Może być tak jak z wodociągiem
Zebranie mieszkańców, zorganizowane przez zarząd osiedla Stara Kuźnia, odbyło się 19 lutego w MOKSiR. Choć frekwencja nie była oszałamiająca, ludzie mieli sporo pytań do władz gminy.
Tradycyjnie jedną z głównych spraw był kiepski stan dróg. Mieszkańców interesował również postęp prac przy budowie kanalizacji. – Jak to wygląda terminowo? – zapytał Bernard Kowol. – Bo są duże szanse na budowę przydomowych oczyszczalni ścieków z funduszy unijnych. Nie chcę jednak wszczynać tej inwestycji, bo może się jednak okazać, że za kilka lat będę musiał się podpiąć do nitki miejskiej. Jeżeli natomiast to jest kwestia 10 lat, to bardziej mi się opłaca stworzyć przydomową oczyszczalnię ścieków – dodał.
Burmistrz Rita Serafin zaznaczyła, że kanalizacja ul. Raciborskiej i Topolowej to wydatek rzędu 5 mln 200 tys. zł. – Jeżeli dostaniemy dofinansowanie, istnieje szansa, że budowa sieci kanalizacyjnej będzie szybko postępowała – stwierdziła. – Natomiast jeżeli zdani będziemy na budowanie sieci tylko ze środków własnych, państwo nie uruchomi jakichś środków, które by wspomogły samorząd, będzie ciężko. Nasz budżet to ok. 24 mln zł, z czego ok. 1,5 mln możemy przeznaczyć na inwestycje, reszta to zadania, które musimy obowiązkowo realizować. Musielibyśmy kompletnie nic nie robić, a i tak by nie starczyło, żeby w widoczny sposób prowadzić kanalizację. To są bardzo drogie prace.

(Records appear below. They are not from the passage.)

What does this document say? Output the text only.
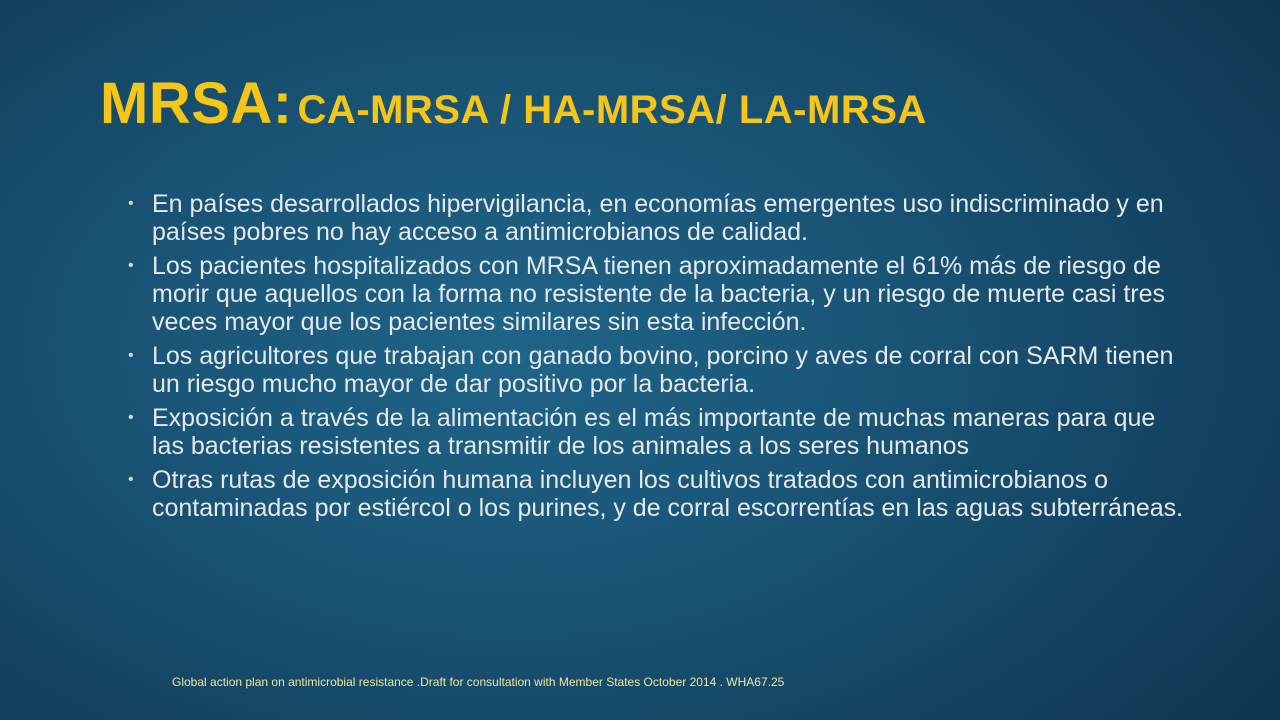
MRSA: CA-MRSA / HA-MRSA/ LA-MRSA
• En países desarrollados hipervigilancia, en economías emergentes uso indiscriminado y en países pobres no hay acceso a antimicrobianos de calidad.
• Los pacientes hospitalizados con MRSA tienen aproximadamente el 61% más de riesgo de morir que aquellos con la forma no resistente de la bacteria, y un riesgo de muerte casi tres veces mayor que los pacientes similares sin esta infección.
• Los agricultores que trabajan con ganado bovino, porcino y aves de corral con SARM tienen un riesgo mucho mayor de dar positivo por la bacteria.
• Exposición a través de la alimentación es el más importante de muchas maneras para que las bacterias resistentes a transmitir de los animales a los seres humanos
• Otras rutas de exposición humana incluyen los cultivos tratados con antimicrobianos o contaminadas por estiércol o los purines, y de corral escorrentías en las aguas subterráneas.
Global action plan on antimicrobial resistance .Draft for consultation with Member States October 2014 . WHA67.25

Obawiam się, że tak jak wodociąg kładliśmy od 1992 r., a w tym roku położyliśmy ostatni odcinek do 4 domów w Paproci, to tak będziemy kanalizować gminę. To trwa bardzo długo – odpowiedziała pani burmistrz. Rita Serafin wspomniała też o zawieszonych karach w wysokości prawie 200 tys. zł za nierozwiązany problem gospodarki wodnościekowej. – Jesteśmy bezsilni. Może skończyć się tak, że przyjdzie tę karę zapłacić – obawia się burmistrz.